Bis sich meine Vergangenheit wieder wie ein grauer Schleier über alles legt. Die dunkle Seite meiner Geschichte, die kaum jemand kennt und die mich aus meiner Sicht nicht zum Vorbild taugen lässt, drängt sich ins Heute. Jahrelange Depressionen, Selbstmordgedanken und Gewaltphantasien gegen mich selbst – nie könnte ich sagen: Lebt so wie ich, dann wird alles gut!
Das alles wird mir umso bewusster, da ich mein Leben in diesen Tagen und Wochen viele Male rekapitulieren muss. Für die Journalisten, denen ich mein ganzes Leben erzählen soll. Immer abwägen, was erzähle ich, was nicht. Aber nicht nur für die Presse, auch für die vorgeschriebene Psychotherapie, die ich machen muss, um die Hormonersatztherapie genehmigt zu bekommen. Und für alles andere auch. Notwendige Operationen, die Änderung von Vornamen und Geschlechtseintrag in der Geburtsurkunde.
Andere Transidente, die noch vor ihrem Outing stehen und jetzt meine Hilfe brauchen, fragen mich nach meiner Geschichte, danach, wie ich mir selbst gewiss wurde. Immer wieder höre ich, dass andere mich als Vorbild nehmen; sie erzählen in ihrer Therapie von mir. Manche Ärzt*innen kennen mich schon, bevor ich bei ihnen in der Praxis sitze.

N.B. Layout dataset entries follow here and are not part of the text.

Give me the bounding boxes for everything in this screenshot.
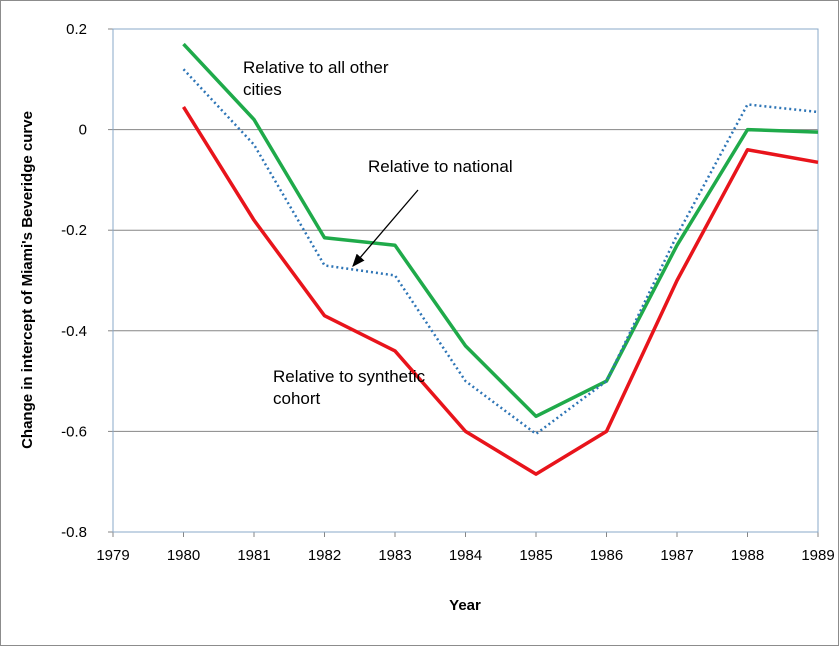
annotation-arrow [352, 189, 419, 267]
series-annotation: Relative to all other cities [243, 58, 389, 99]
x-tick-label: 1984 [449, 547, 482, 564]
x-tick-label: 1985 [519, 547, 552, 564]
y-tick-label: 0 [79, 122, 87, 139]
x-tick-label: 1980 [167, 547, 200, 564]
y-tick-label: 0.2 [66, 21, 87, 38]
y-tick-label: -0.2 [61, 222, 87, 239]
y-tick-label: -0.6 [61, 423, 87, 440]
x-tick-label: 1989 [801, 547, 834, 564]
y-tick-label: -0.4 [61, 323, 87, 340]
y-axis-label: Change in intercept of Miami's Beveridge… [19, 111, 36, 449]
x-tick-label: 1986 [590, 547, 623, 564]
x-tick-label: 1988 [731, 547, 764, 564]
series-line [182, 42, 819, 419]
x-tick-label: 1979 [96, 547, 129, 564]
y-tick-label: -0.8 [61, 524, 87, 541]
series-line [182, 106, 819, 476]
series-line [182, 68, 819, 436]
series-annotation: Relative to synthetic cohort [273, 367, 426, 408]
series-annotation: Relative to national [368, 157, 513, 176]
x-tick-label: 1982 [308, 547, 341, 564]
x-tick-label: 1987 [660, 547, 693, 564]
x-axis-label: Year [449, 597, 481, 614]
x-tick-label: 1983 [378, 547, 411, 564]
plot-border [112, 28, 819, 533]
x-tick-label: 1981 [237, 547, 270, 564]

Ich schaue dabei immer wieder den eigenen Abgründen ins Gesicht. Ich sehe auf mein Leben, das so oft an der Kante zum Abgrund verlief. Wie die Gefährten im Herrn der Ringe bin ich durch Moria gewandert. Durch das Outing bleibt kein Stein auf dem anderen. Ich sehe die Bruchsteine, aus dem ich mir meine neue Existenz als Sebastian aufbaue – nicht ohne Stolz, aber eben auch mit Anstrengung und Demut.